Wirkung der Akupunktur in vielen Studien untersucht
Akupunktur sei die weltweit am häufigsten untersuchte Schmerztherapie, sagt Privatdozent Dr. Sven Schröder. Der Neurologe und TCM-Arzt ist Geschäftsführer des HanseMerkur-Zentrums für TCM am Uniklinikum Eppendorf. Bei Studien zur Wirksamkeit von Akupunktur sei es allerdings schwer, eine gute Verblindung zu bewerkstelligen, sagt Schröder. Mit Verblindung ist gemeint, dass die Beteiligten nicht wissen sollen, welche Behandlungen angewandt werden – ebendies gilt als Goldstandard für Patientenstudien. Nur: Wenn es um Akupunktur geht, bemerkt der Patient es in der Regel leicht, ob er mit Nadeln behandelt wird oder nicht.
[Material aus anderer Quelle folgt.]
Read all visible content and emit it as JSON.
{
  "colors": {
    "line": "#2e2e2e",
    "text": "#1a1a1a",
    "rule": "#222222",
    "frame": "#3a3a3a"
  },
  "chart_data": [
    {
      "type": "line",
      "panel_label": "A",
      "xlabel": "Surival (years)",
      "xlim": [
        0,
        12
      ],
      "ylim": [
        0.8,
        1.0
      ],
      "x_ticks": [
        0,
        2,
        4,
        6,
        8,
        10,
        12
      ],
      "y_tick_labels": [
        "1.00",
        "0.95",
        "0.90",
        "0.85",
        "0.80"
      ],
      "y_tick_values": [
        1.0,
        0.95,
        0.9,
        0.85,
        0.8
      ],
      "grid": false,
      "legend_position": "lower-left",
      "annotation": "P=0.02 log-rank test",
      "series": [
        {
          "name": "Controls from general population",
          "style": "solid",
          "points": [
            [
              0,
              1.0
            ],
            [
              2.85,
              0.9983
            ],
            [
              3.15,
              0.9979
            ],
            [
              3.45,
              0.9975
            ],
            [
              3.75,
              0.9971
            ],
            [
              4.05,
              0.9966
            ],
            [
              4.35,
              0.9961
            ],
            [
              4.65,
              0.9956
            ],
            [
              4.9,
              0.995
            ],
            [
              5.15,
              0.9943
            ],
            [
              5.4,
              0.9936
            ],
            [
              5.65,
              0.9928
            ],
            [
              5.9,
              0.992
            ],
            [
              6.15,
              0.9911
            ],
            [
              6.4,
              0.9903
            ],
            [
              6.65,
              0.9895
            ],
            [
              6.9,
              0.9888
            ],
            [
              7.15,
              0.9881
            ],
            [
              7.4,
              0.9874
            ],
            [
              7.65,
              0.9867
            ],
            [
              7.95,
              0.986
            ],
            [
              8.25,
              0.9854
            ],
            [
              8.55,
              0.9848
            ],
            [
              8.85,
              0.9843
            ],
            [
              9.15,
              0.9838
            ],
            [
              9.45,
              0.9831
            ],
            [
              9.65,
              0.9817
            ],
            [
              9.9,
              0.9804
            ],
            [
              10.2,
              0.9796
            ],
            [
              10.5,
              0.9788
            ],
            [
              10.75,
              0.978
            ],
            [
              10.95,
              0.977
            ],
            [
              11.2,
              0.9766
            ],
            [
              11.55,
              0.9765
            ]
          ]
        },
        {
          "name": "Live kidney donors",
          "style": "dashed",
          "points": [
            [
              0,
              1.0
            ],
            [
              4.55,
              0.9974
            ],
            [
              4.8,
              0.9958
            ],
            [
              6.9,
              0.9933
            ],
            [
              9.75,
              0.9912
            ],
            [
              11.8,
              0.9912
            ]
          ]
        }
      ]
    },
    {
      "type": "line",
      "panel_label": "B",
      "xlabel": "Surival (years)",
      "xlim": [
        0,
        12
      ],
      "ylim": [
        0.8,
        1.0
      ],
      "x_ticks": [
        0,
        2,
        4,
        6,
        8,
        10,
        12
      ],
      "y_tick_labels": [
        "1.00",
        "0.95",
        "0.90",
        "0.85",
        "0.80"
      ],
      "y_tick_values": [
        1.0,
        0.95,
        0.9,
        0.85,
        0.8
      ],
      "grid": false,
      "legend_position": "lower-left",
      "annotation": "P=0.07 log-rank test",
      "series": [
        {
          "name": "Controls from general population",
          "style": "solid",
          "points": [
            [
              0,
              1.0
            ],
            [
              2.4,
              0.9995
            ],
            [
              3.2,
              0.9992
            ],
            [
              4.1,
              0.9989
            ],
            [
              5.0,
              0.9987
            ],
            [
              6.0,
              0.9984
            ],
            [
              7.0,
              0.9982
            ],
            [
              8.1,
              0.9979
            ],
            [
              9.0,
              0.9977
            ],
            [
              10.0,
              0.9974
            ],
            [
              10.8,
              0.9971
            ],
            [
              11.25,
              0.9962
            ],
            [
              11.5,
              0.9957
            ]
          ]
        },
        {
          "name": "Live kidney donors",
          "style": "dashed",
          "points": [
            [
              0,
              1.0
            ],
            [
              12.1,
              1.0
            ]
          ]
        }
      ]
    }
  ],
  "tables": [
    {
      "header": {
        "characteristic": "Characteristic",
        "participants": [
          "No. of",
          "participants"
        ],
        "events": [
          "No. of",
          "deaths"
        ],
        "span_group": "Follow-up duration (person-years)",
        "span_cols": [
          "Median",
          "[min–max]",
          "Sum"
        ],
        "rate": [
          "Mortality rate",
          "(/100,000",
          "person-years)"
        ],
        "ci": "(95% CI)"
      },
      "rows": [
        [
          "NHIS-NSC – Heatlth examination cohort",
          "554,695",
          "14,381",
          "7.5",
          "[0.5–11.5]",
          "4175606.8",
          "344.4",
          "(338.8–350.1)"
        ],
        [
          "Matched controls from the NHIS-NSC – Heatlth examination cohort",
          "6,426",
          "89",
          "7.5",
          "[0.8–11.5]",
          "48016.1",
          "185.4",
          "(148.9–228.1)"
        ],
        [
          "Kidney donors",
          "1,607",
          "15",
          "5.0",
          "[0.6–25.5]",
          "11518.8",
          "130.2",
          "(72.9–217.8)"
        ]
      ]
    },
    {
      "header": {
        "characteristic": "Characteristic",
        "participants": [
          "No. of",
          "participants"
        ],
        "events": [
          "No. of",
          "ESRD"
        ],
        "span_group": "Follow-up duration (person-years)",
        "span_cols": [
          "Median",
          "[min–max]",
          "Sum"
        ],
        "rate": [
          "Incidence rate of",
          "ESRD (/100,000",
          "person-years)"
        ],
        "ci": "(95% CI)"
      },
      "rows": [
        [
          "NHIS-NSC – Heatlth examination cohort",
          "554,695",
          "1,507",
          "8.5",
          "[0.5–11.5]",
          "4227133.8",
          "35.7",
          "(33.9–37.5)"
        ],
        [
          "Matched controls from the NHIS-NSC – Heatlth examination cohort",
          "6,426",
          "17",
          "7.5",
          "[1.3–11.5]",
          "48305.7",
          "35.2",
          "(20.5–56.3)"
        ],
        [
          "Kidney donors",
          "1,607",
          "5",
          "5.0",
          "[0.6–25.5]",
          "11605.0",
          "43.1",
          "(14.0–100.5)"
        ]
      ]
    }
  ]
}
Letzteres ist relevant für die Kontrollgruppe, die eine zu bewertende Behandlung nicht erhält, aber auch nichts davon erfahren soll. „Es gibt aber aus vielen Studien starke Hinweise, dass sich Rückenschmerzen durch Akupunktur lindern lassen“, sagt Schröder. Deshalb bezahlen die gesetzlichen Krankenkassen meist einige Akupunktur-Sitzungen gegen Rückenschmerzen, allerdings nur, wenn Ärzte die Akupunktur anwenden.
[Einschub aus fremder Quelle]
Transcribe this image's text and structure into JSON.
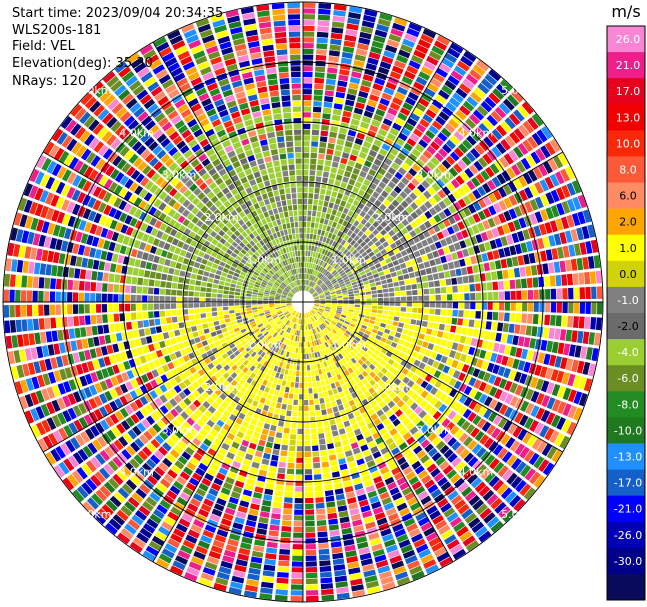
{
  "header": {
    "start_time": "Start time: 2023/09/04 20:34:35",
    "site": "WLS200s-181",
    "field": "Field: VEL",
    "elevation": "Elevation(deg): 35.30",
    "nrays": "NRays: 120"
  },
  "chart_data": {
    "type": "heatmap",
    "projection": "polar-ppi",
    "field": "VEL",
    "nrays": 120,
    "range_rings_km": [
      1,
      2,
      3,
      4,
      5
    ],
    "range_ring_labels": [
      "1.0km",
      "2.0km",
      "3.0km",
      "4.0km",
      "5.0km"
    ],
    "max_range_km": 5.0,
    "spokes_deg": [
      0,
      30,
      60,
      90,
      120,
      150,
      180,
      210,
      240,
      270,
      300,
      330
    ],
    "colorbar": {
      "unit": "m/s",
      "ticks": [
        "26.0",
        "21.0",
        "17.0",
        "13.0",
        "10.0",
        "8.0",
        "6.0",
        "2.0",
        "1.0",
        "0.0",
        "-1.0",
        "-2.0",
        "-4.0",
        "-6.0",
        "-8.0",
        "-10.0",
        "-13.0",
        "-17.0",
        "-21.0",
        "-26.0",
        "-30.0"
      ],
      "colors": [
        "#f986d5",
        "#ee1f8b",
        "#e6001e",
        "#f00000",
        "#f9280a",
        "#fa5a37",
        "#ff8b64",
        "#ffa500",
        "#ffff00",
        "#d2d20a",
        "#808080",
        "#6b6b6b",
        "#9ace31",
        "#6b8e23",
        "#228b22",
        "#1f7a1f",
        "#1e90ff",
        "#1560c8",
        "#0000ff",
        "#0000b5",
        "#00008b",
        "#0a0a5a"
      ]
    },
    "region_pattern": {
      "inner_north_west": "green / olive (approaching, about -2 to -4 m/s)",
      "inner_south_east": "yellow / gold (receding, about 1 to 2 m/s)",
      "background_mixed": "grey (near 0 m/s)",
      "outer_ranges": "noisy multicolored speckle (invalid / low SNR)"
    }
  }
}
Patienten sprechen unterschiedlich gut auf Akupunktur an
Rückenschmerzen können verschiedene Ursachen haben und sich unterschiedlich bemerkbar machen, etwa dumpf, bohrend oder stechend sein, nur an einer Stelle auftreten oder ausstrahlen. „Ein wirksames Akupunktur-Konzept berücksichtigt all diese Kriterien“, sagt Sven Schröder. „Je differenzierter der TCM-Therapeut vorgeht, desto besser sind die Erfolgsaussichten.“
Heilpraktikerin Brigitte Rohland sagt: „Mit Akupunktur kann ich auf das ganze Körpersystem einwirken. Sie hilft meiner Erfahrung nach bei vielen Schmerzen.“ Allerdings sprechen Patienten unterschiedlich gut auf Akupunktur an, sagt Rohland. „Wenn sich der gewünschte Erfolg nicht zeigt, beharre ich nicht auf dieser Methode, sondern spreche mit dem Patienten über Alternativen. Ich finde es wichtig, Grenzen zu kennen.“
In jeder Sitzung nehme sie sich eine Stunde Zeit pro Patient, sagt Rohland. Die Kosten einer heilpraktischen Behandlung können von privaten Versicherern oder im Rahmen einer Zusatzversicherung erstattet werden. Gesetzlich Versicherte dagegen müssen die Kosten alleine tragen.